[Haskell-cafe] RE: ANN: System.FilePath 0.9
bulat.ziganshin at gmail.com
Wed Jul 26 15:25:12 EDT 2006
Wednesday, July 26, 2006, 7:34:50 PM, you wrote:
>> Exactly. I believe, a FilePath should be an algebraic datatype.
>> Most operations on that don't have to be specified, because they are
>> simple and have an obvious effect. Add a system specific parser and a
>> system specific renderer, maybe also define a canonical format, and the
>> headaches stop. What's wrong with this?
> We've had this discussion before. The main problem is that all the
> current IO functions (readFile, etc) use the FilePath type, which is
> just a String. So a new path ADT is fine if at the same time we provide
> a new IO library. That of course is an ongoing discussion in itself.
i don't agree. as i said earlier today, the IO library by itself contains
only a few FilePath-related functions. actually, there is only one
basic function that accepts FilePath - fdOpen, and about 10 (in my
current design) that calls it directly or indirectly. also there is
'show' function that should show filename. that's all. most part of
library don't deal with filenames completely - be it hPutChar, hSeek
or hFlush functions, so i can say that it's not great problem
moreover, we can't switch all the things simultaneously, so we should
provide emulators of new behavior which uses old decisions internally.
for example, you can include in FPS library readFile function that
accepts class but converts it to just a string for using with existing
System.IO.fileOpen. in some future this implementation can de changed
to "real" one using appropriate Streams.fdOpen, for example:
readFile :: (FilePathClass f) => f -> IO ByteString
readFile f = bracket (openFile (FilePathClass f) ReadMode) hClose
(\h -> hFileSize h >>= hGet h . fromIntegral)
of course, this don't make much sense, it's just an example
really, filenames are mainly involved in System.Directory module. so,
1) include Stringable class in FPS lib, if possible
2) convert the FilePath module to use this class operations
3) make variant of System.Directory which uses this ADT and fucntions
from FilePath module
4) move my Streams library to darcs and change fdOpen and File.show
functions so they use the FilePathClass
> So until we have the opportunity to change the FilePath type there does
> seem to be value in providing a library that takes some of the
> complexity and portability nightmares out of using the existing FilePath
i think, we have such opportunity
>> data FilePath = Absolute RelFilePath | Relative RelFilePath
>> data RelFilePath = ThisDirectory
>> | File String
>> | ParentOf RelFilePath
>> | String :|: RelFilePath
>> parseSystemPath :: String -> Maybe FilePath
>> renderSystemPath :: FilePath -> String
>> We can even clearly distiguish between the name of a directory in its
>> parent and the directory itself.

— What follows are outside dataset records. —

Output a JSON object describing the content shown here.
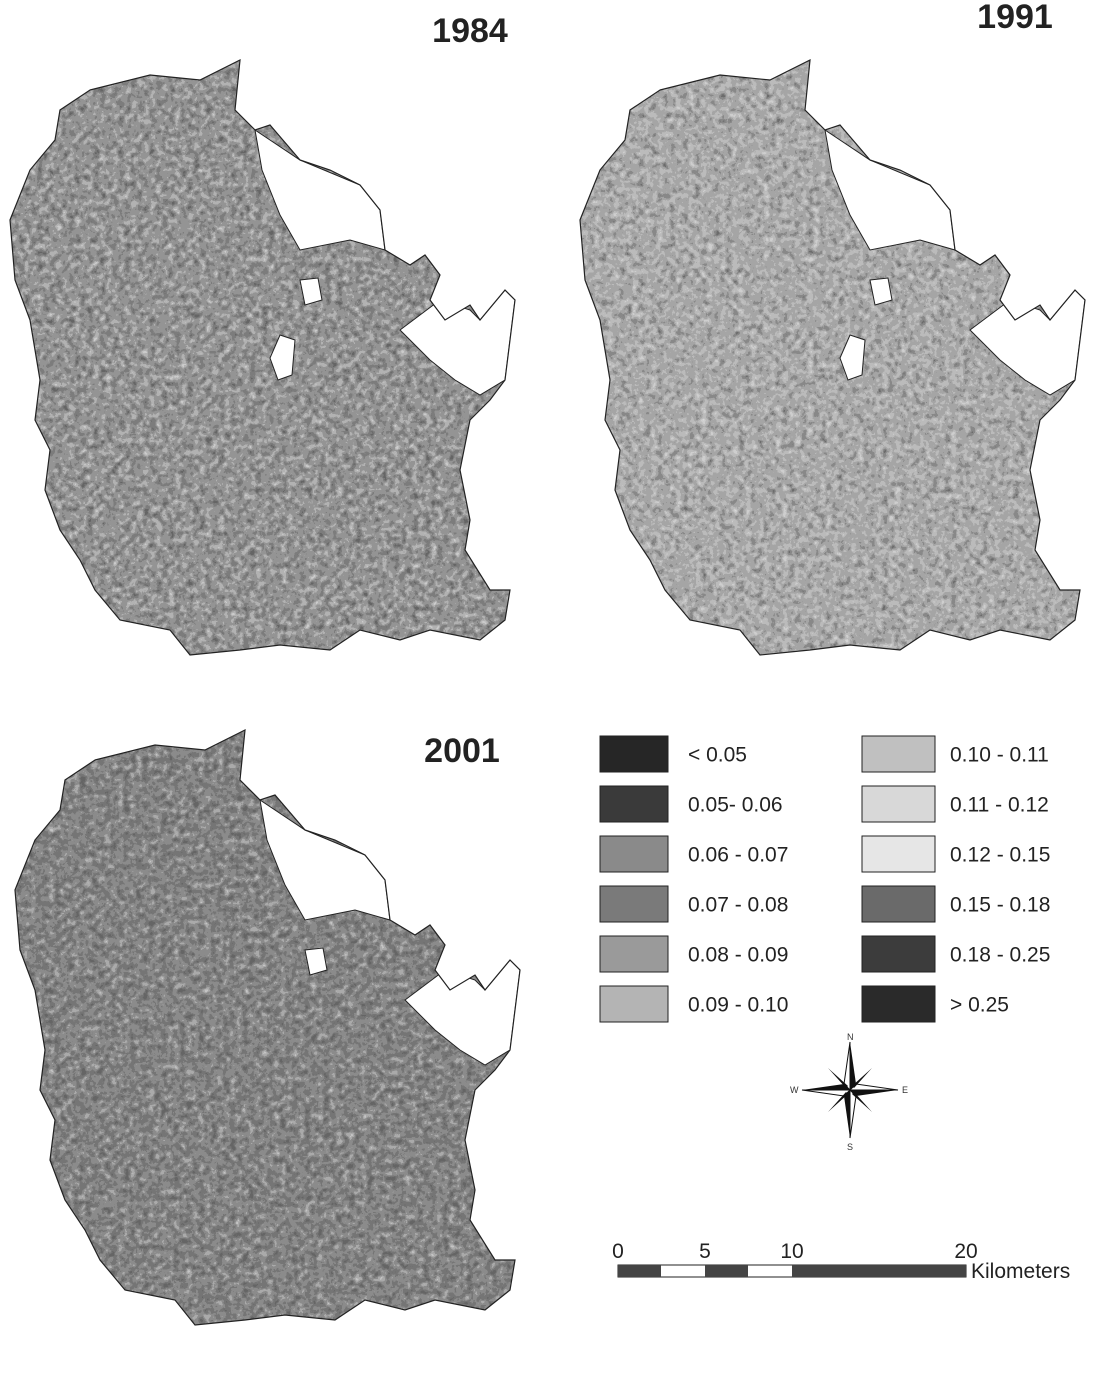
{
  "maps": [
    {
      "year": "1984"
    },
    {
      "year": "1991"
    },
    {
      "year": "2001"
    }
  ],
  "legend": [
    {
      "label": "< 0.05",
      "color": "#262626"
    },
    {
      "label": "0.05- 0.06",
      "color": "#3a3a3a"
    },
    {
      "label": "0.06 - 0.07",
      "color": "#8a8a8a"
    },
    {
      "label": "0.07 - 0.08",
      "color": "#7a7a7a"
    },
    {
      "label": "0.08 - 0.09",
      "color": "#9a9a9a"
    },
    {
      "label": "0.09 - 0.10",
      "color": "#b4b4b4"
    },
    {
      "label": "0.10 - 0.11",
      "color": "#c0c0c0"
    },
    {
      "label": "0.11 - 0.12",
      "color": "#d8d8d8"
    },
    {
      "label": "0.12 - 0.15",
      "color": "#e6e6e6"
    },
    {
      "label": "0.15 - 0.18",
      "color": "#6a6a6a"
    },
    {
      "label": "0.18 - 0.25",
      "color": "#3c3c3c"
    },
    {
      "label": "> 0.25",
      "color": "#2a2a2a"
    }
  ],
  "compass": {
    "n": "N",
    "e": "E",
    "s": "S",
    "w": "W"
  },
  "scale_bar": {
    "ticks": [
      0,
      5,
      10,
      20
    ],
    "unit": "Kilometers"
  }
}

On Windows, the root directory just
>> contains the drive letters and is read-only,
>> drive-absolute-but-directory-relative paths are simply ignored (they are
>> a dumb idea anyway). Seperator characters are never exposed, all we
>> need now is a mapping from Unicode to whatever the system wants.
i don't think the FilePath type is really required. imho, it should
be enough to convert between various filepath-representing types.
these types should include string, bytestring and system-specific
type, if needed:
class FilePathClass f
instance FilePathClass String
instance FilePathClass ByteString
instance FilePathClass Word16String -- for windows
cvtFilePath :: (FilePathClass f1, FilePathClass f2) => f1 -> f2
functions reading directories will return system-specific filenames
representation, i.e. on windows:
getDirContents :: IO [Word16String]
FilePath module should work over any FilePathClass instances, so it
can be used to construct filepaths from pieces and so on. then these
filenames represented as Word16String values can be used to open
files, create directories and so on. if one need to show filename or
convert it to some system-independent format (say, for serialization),
he should use cvtFilePath function
> That's another portability headache - file name string encodings.
> Windows and OSX use encodings of Unicode. Unix uses strings of bytes.
> They are not fully inter-convertible. On Unix the traditional technique
> is to keep a system file name in the original encoding and convert to
> Unicode to display to the user, but the Unicode version is never
> converted back to a system file name because it doesn't necessarily
> convert back to the same sequence of bytes.
> My point is it's not quite as simple as "just making an ADT".